Kiralar, enflasyonun düşüşünü yavaşlatan kalemler arasında
Enflasyonla mücadelede temel aracımız para politikamız. Bazı kalemler ve ürünlerde fiyatlamalar para politikasının dışında olabiliyor. Bu yüzden bazı ürünler düşüşü yavaşlatabiliyor. Örneğin kira ve eğitim kalemleri bunlar geçmiş enflasyona göre yapılıyor. Mesela kiracı iseniz 12 aylık sözleşme yapıyorsunuz. Eğitimde de aynı. Enflasyon düşse bile burada geçmiş enflasyon gelecek enflasyonun hep ortalamanın üzerinde kalıyor.

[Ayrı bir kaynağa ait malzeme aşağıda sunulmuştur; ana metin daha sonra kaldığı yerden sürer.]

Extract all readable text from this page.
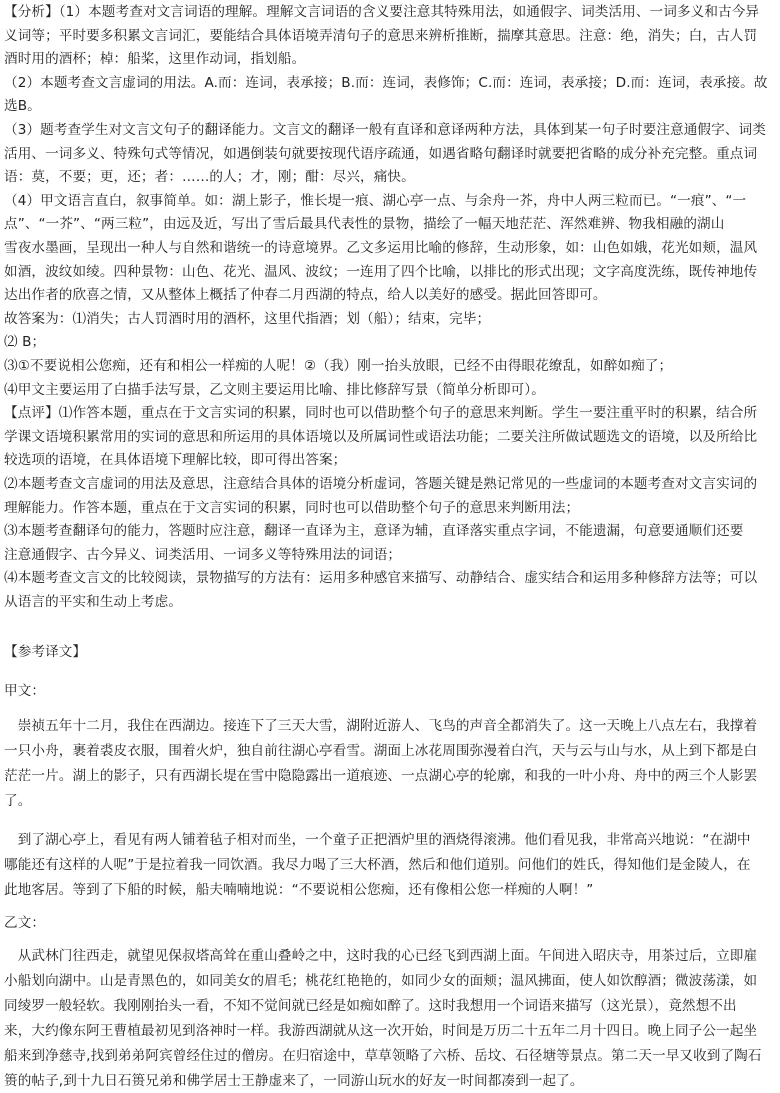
【分析】（1）本题考查对文言词语的理解。理解文言词语的含义要注意其特殊用法，如通假字、词类活用、一词多义和古今异
义词等；平时要多积累文言词汇，要能结合具体语境弄清句子的意思来辨析推断，揣摩其意思。注意：绝，消失；白，古人罚
酒时用的酒杯；棹：船桨，这里作动词，指划船。
（2）本题考查文言虚词的用法。A.而：连词，表承接；B.而：连词，表修饰；C.而：连词，表承接；D.而：连词，表承接。故
选B。
（3）题考查学生对文言文句子的翻译能力。文言文的翻译一般有直译和意译两种方法，具体到某一句子时要注意通假字、词类
活用、一词多义、特殊句式等情况，如遇倒装句就要按现代语序疏通，如遇省略句翻译时就要把省略的成分补充完整。重点词
语：莫，不要；更，还；者：……的人；才，刚；酣：尽兴，痛快。
（4）甲文语言直白，叙事简单。如：湖上影子，惟长堤一痕、湖心亭一点、与余舟一芥，舟中人两三粒而已。“一痕”、“一
点”、“一芥”、“两三粒”，由远及近，写出了雪后最具代表性的景物，描绘了一幅天地茫茫、浑然难辨、物我相融的湖山
雪夜水墨画，呈现出一种人与自然和谐统一的诗意境界。乙文多运用比喻的修辞，生动形象，如：山色如娥，花光如颊，温风
如酒，波纹如绫。四种景物：山色、花光、温风、波纹；一连用了四个比喻，以排比的形式出现；文字高度洗练，既传神地传
达出作者的欣喜之情，又从整体上概括了仲春二月西湖的特点，给人以美好的感受。据此回答即可。
故答案为：⑴消失；古人罚酒时用的酒杯，这里代指酒；划（船）；结束，完毕；
⑵ B；
⑶①不要说相公您痴，还有和相公一样痴的人呢！②（我）刚一抬头放眼，已经不由得眼花缭乱，如醉如痴了；
⑷甲文主要运用了白描手法写景，乙文则主要运用比喻、排比修辞写景（简单分析即可）。
【点评】⑴作答本题，重点在于文言实词的积累，同时也可以借助整个句子的意思来判断。学生一要注重平时的积累，结合所
学课文语境积累常用的实词的意思和所运用的具体语境以及所属词性或语法功能；二要关注所做试题选文的语境，以及所给比
较选项的语境，在具体语境下理解比较，即可得出答案；
⑵本题考查文言虚词的用法及意思，注意结合具体的语境分析虚词，答题关键是熟记常见的一些虚词的本题考查对文言实词的
理解能力。作答本题，重点在于文言实词的积累，同时也可以借助整个句子的意思来判断用法；
⑶本题考查翻译句的能力，答题时应注意，翻译一直译为主，意译为辅，直译落实重点字词，不能遗漏，句意要通顺们还要
注意通假字、古今异义、词类活用、一词多义等特殊用法的词语；
⑷本题考查文言文的比较阅读，景物描写的方法有：运用多种感官来描写、动静结合、虚实结合和运用多种修辞方法等；可以
从语言的平实和生动上考虑。
【参考译文】
甲文：
　崇祯五年十二月，我住在西湖边。接连下了三天大雪，湖附近游人、飞鸟的声音全都消失了。这一天晚上八点左右，我撑着
一只小舟，裹着裘皮衣服，围着火炉，独自前往湖心亭看雪。湖面上冰花周围弥漫着白汽，天与云与山与水，从上到下都是白
茫茫一片。湖上的影子，只有西湖长堤在雪中隐隐露出一道痕迹、一点湖心亭的轮廓，和我的一叶小舟、舟中的两三个人影罢
了。
　到了湖心亭上，看见有两人铺着毡子相对而坐，一个童子正把酒炉里的酒烧得滚沸。他们看见我，非常高兴地说：“在湖中
哪能还有这样的人呢”于是拉着我一同饮酒。我尽力喝了三大杯酒，然后和他们道别。问他们的姓氏，得知他们是金陵人，在
此地客居。等到了下船的时候，船夫喃喃地说：“不要说相公您痴，还有像相公您一样痴的人啊！”
乙文：
　从武林门往西走，就望见保叔塔高耸在重山叠岭之中，这时我的心已经飞到西湖上面。午间进入昭庆寺，用茶过后，立即雇
小船划向湖中。山是青黑色的，如同美女的眉毛；桃花红艳艳的，如同少女的面颊；温风拂面，使人如饮醇酒；微波荡漾，如
同绫罗一般轻软。我刚刚抬头一看，不知不觉间就已经是如痴如醉了。这时我想用一个词语来描写（这光景），竟然想不出
来，大约像东阿王曹植最初见到洛神时一样。我游西湖就从这一次开始，时间是万历二十五年二月十四日。晚上同子公一起坐
船来到净慈寺,找到弟弟阿宾曾经住过的僧房。在归宿途中，草草领略了六桥、岳坟、石径塘等景点。第二天一早又收到了陶石
篑的帖子,到十九日石篑兄弟和佛学居士王静虚来了，一同游山玩水的好友一时间都凑到一起了。
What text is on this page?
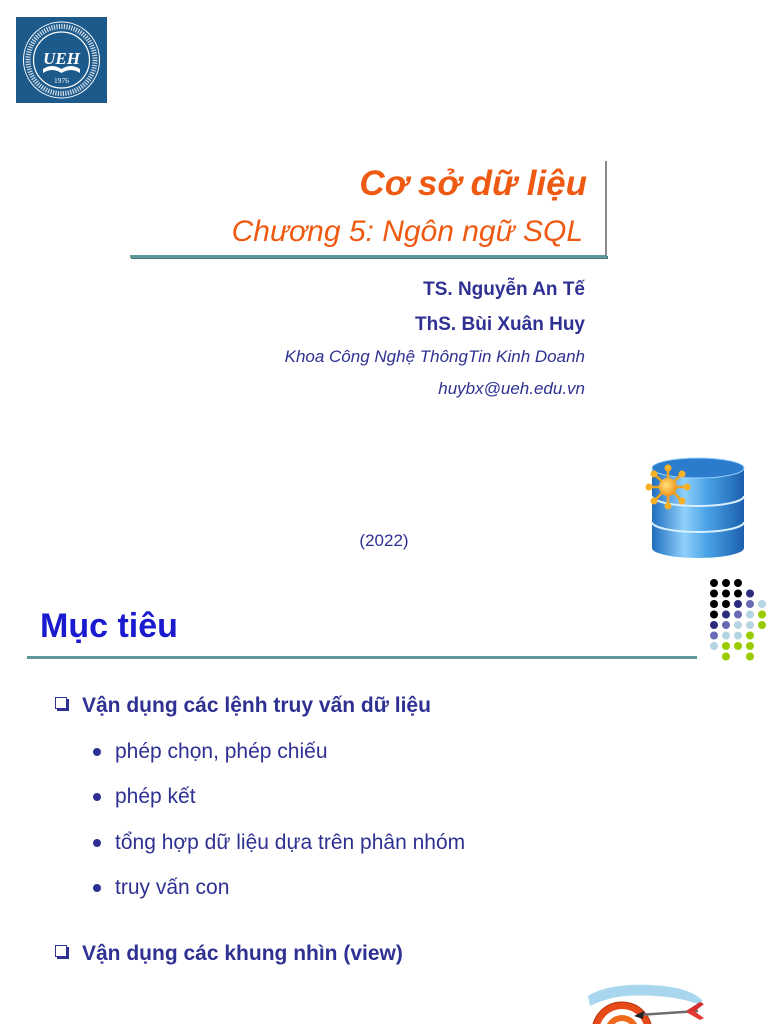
UEH
1976
Cơ sở dữ liệu
Chương 5: Ngôn ngữ SQL
TS. Nguyễn An Tế
ThS. Bùi Xuân Huy
Khoa Công Nghệ ThôngTin Kinh Doanh
huybx@ueh.edu.vn
(2022)
Mục tiêu
Vận dụng các lệnh truy vấn dữ liệu
phép chọn, phép chiếu
phép kết
tổng hợp dữ liệu dựa trên phân nhóm
truy vấn con
Vận dụng các khung nhìn (view)
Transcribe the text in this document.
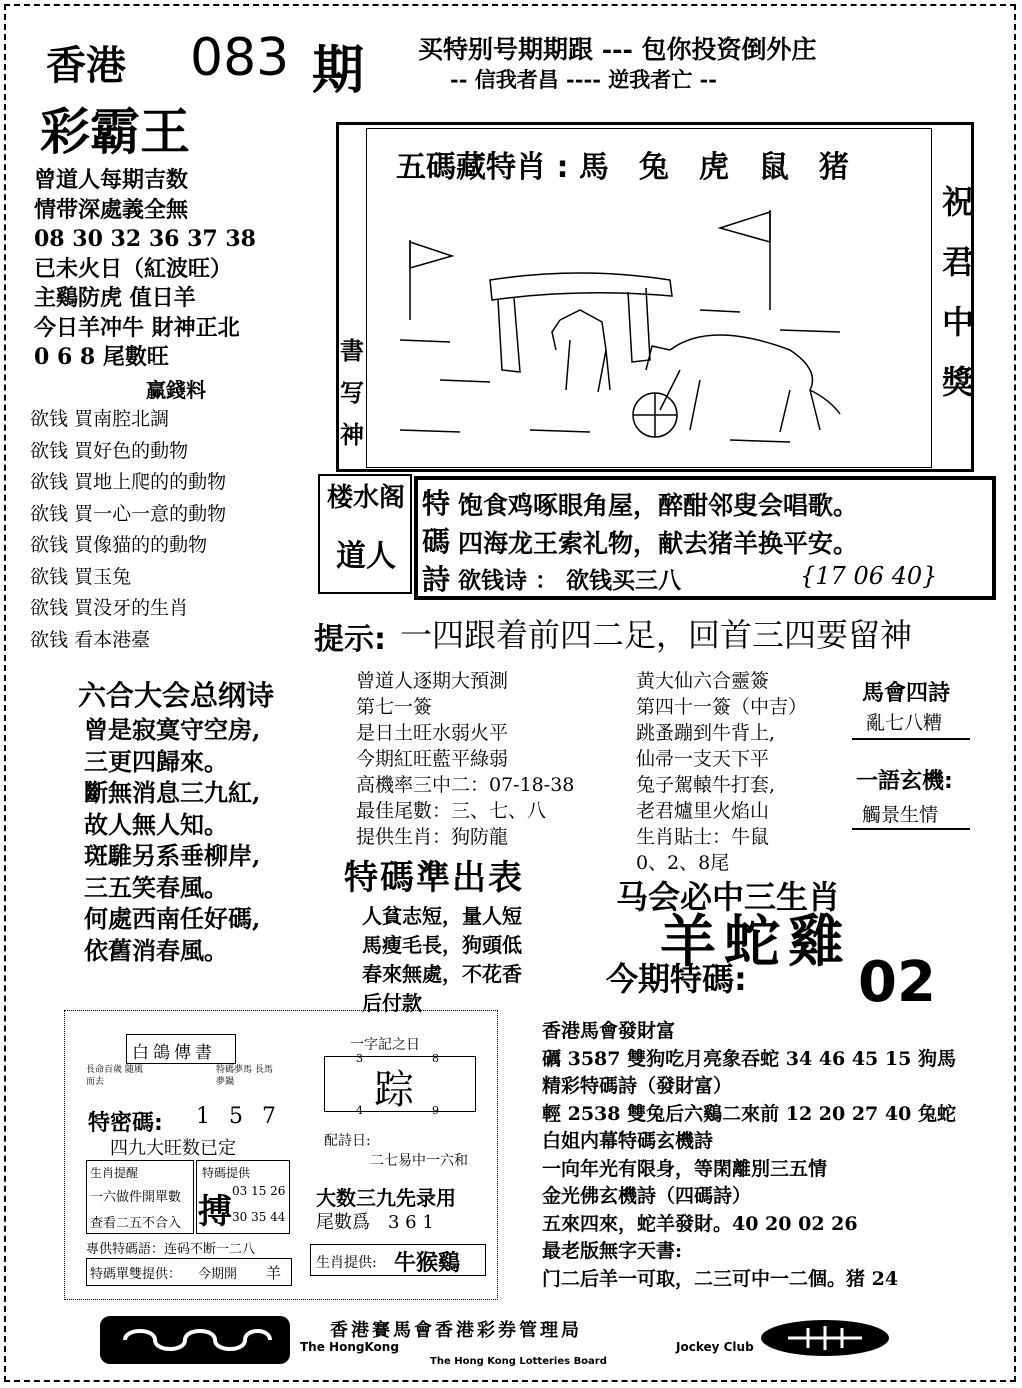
香港 083 期
彩霸王
买特别号期期跟 --- 包你投资倒外庄
-- 信我者昌 ---- 逆我者亡 --
曾道人每期吉数
情带深處義全無
08 30 32 36 37 38
已未火日（紅波旺）
主鷄防虎 值日羊
今日羊冲牛 財神正北
0 6 8 尾數旺
赢錢料
欲钱 買南腔北調
欲钱 買好色的動物
欲钱 買地上爬的的動物
欲钱 買一心一意的動物
欲钱 買像猫的的動物
欲钱 買玉兔
欲钱 買没牙的生肖
欲钱 看本港臺
五碼藏特肖 : 馬　兔　虎　鼠　猪
祝君中獎
書写神
楼水阁
道人
特
碼
詩
饱食鸡啄眼角屋，醉酣邻叟会唱歌。
四海龙王索礼物，献去猪羊换平安。
欲钱诗 ： 欲钱买三八	{17 06 40}
提示: 一四跟着前四二足，回首三四要留神
六合大会总纲诗
曾是寂寞守空房,
三更四歸來。
斷無消息三九紅,
故人無人知。
斑騅另系垂柳岸,
三五笑春風。
何處西南任好碼,
依舊消春風。
曾道人逐期大預測
第七一簽
是日土旺水弱火平
今期紅旺藍平綠弱
高機率三中二：07-18-38
最佳尾數：三、七、八
提供生肖：狗防龍
黄大仙六合靈簽
第四十一簽（中吉）
跳蚤蹦到牛背上,
仙帚一支天下平
兔子駕轅牛打套,
老君爐里火焰山
生肖貼士：牛鼠
0、2、8尾
馬會四詩
亂七八糟
一語玄機:
觸景生情
特碼準出表
人貧志短，量人短
馬瘦毛長，狗頭低
春來無處，不花香
后付款
马会必中三生肖
羊蛇雞
今期特碼: 02
白鴿傳書
長命百歲 随風而去
特碼夢馬 長馬夢鍋
特密碼: 1 5 7
四九大旺数已定
生肖提醒
一六做件開單數
查看二五不合入
特碼提供
搏
03 15 26
30 35 44
專供特碼語：连码不断一二八
特碼單雙提供： 今期開 羊
一字記之日
3	8
踪
4	9
配詩日:
二七易中一六和
大数三九先录用
尾數爲　3 6 1
生肖提供: 牛猴鷄
香港馬會發財富
礪 3587 雙狗吃月亮象吞蛇 34 46 45 15 狗馬
精彩特碼詩（發財富）
輕 2538 雙兔后六鷄二來前 12 20 27 40 兔蛇
白姐内幕特碼玄機詩
一向年光有限身，等閑離別三五情
金光佛玄機詩（四碼詩）
五來四來，蛇羊發財。40 20 02 26
最老版無字天書:
门二后羊一可取，二三可中一二個。猪 24
香港賽馬會香港彩券管理局
The HongKong	Jockey Club
The Hong Kong Lotteries Board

Algıya çok etki eden gıda enflasyonu var
Dönem dönem yukarıya çeken ama algıya çok etki eden gıda enflasyonu var. Bu yıl zirai don ve kuraklık dezenflasyonu etkileyen yavaşlatan unsurlardan oldu.
Politika faizindeki kararlar piyasa faizine yansımayabiliyor
Politika faizindeki kararların etkili olabilmesi için enflasyonla ve aynı hızda olması önemli bu denge korunmazsa politika faizindeki kararlar piyasa faizine yansımayabiliyor. Şöyle yaygın bir kanı var ve bunun her zaman doğru olmadığını düşünüyorum. Politika faizi düşerse piyasa faizi de düşer bu doğru değil. Bankalar paralarının getirisini korumak istiyorlar ve uzun vadede fiyatlandırıyor.
Faizler enflasyon beklentisine göre fiyatlanıyor
Dolayısıyla beklenti bozulursa faizler düşmez hatta artabilir. Uzun vadeli kredilerde faizler enflasyon beklentisine göre fiyatlanıyor. Baktığımızda politika faizi düşerken piyasa faizinin düşmediği arttığı bir dönem de yaşadık. Bu neden gerçekleşti çünkü bu süreçte enflasyon beklentisi bozuldu. Bu arada ters örnek de mümkün.
Enflasyon beklentileri faiz düşürmede de ana belirleyici olacak
Merkez Bankası faiz düşürmeyip enflasyonun iyileşme eğilimindeyse piyasa faizlerinin düştüğü de oldu Biz hassas dengeyi gözeterek en doğru kalibrasyonu yapmaya dikkat ediyoruz. Enflasyon beklentileri faiz düşürmede de ana belirleyici olacak.
Ekonomi bundan biraz daha farklı
Ekonomi bir bilim olarak temel bilimlerden oldukça farklı. Mesela ben tutuğum kalemi yere bıraksam hangi hızda düşeceğine kadar biliriz. Ekonomi bundan biraz daha farklı.
Hanehalkı beklentisi oldukça yüksek
Vatandaş erkenden ihtiyaçlarını karşılıyor satıcılar da yeniden fiyatlıyor. Ev sahipleri de aynı şekilde daha yüksek fiyattan kiraya veriyor gelecekte artacağını düşündüğü için. Bu da enflasyonu arttırıyor. Hanehalkı beklentisi oldukça yüksek bu kadar yüksekken enflasyon düşer mi?
Hanehalkı hissedilen enflasyonu baz alıyor
Neden yüksek çünkü hane halkı hissedilen enflasyonu baz alıyor. Enflasyonun tek rakamlarda olduğu zamanda bile hanehalkı 10 puan yüksek beklenti oluşturmuş. İstikrar olduğunda da yüksek beklenti oluşturmuş. Önümüzdeki dönem enflasyon düştükçe beklentilerin de düşeceğini göreceğiz."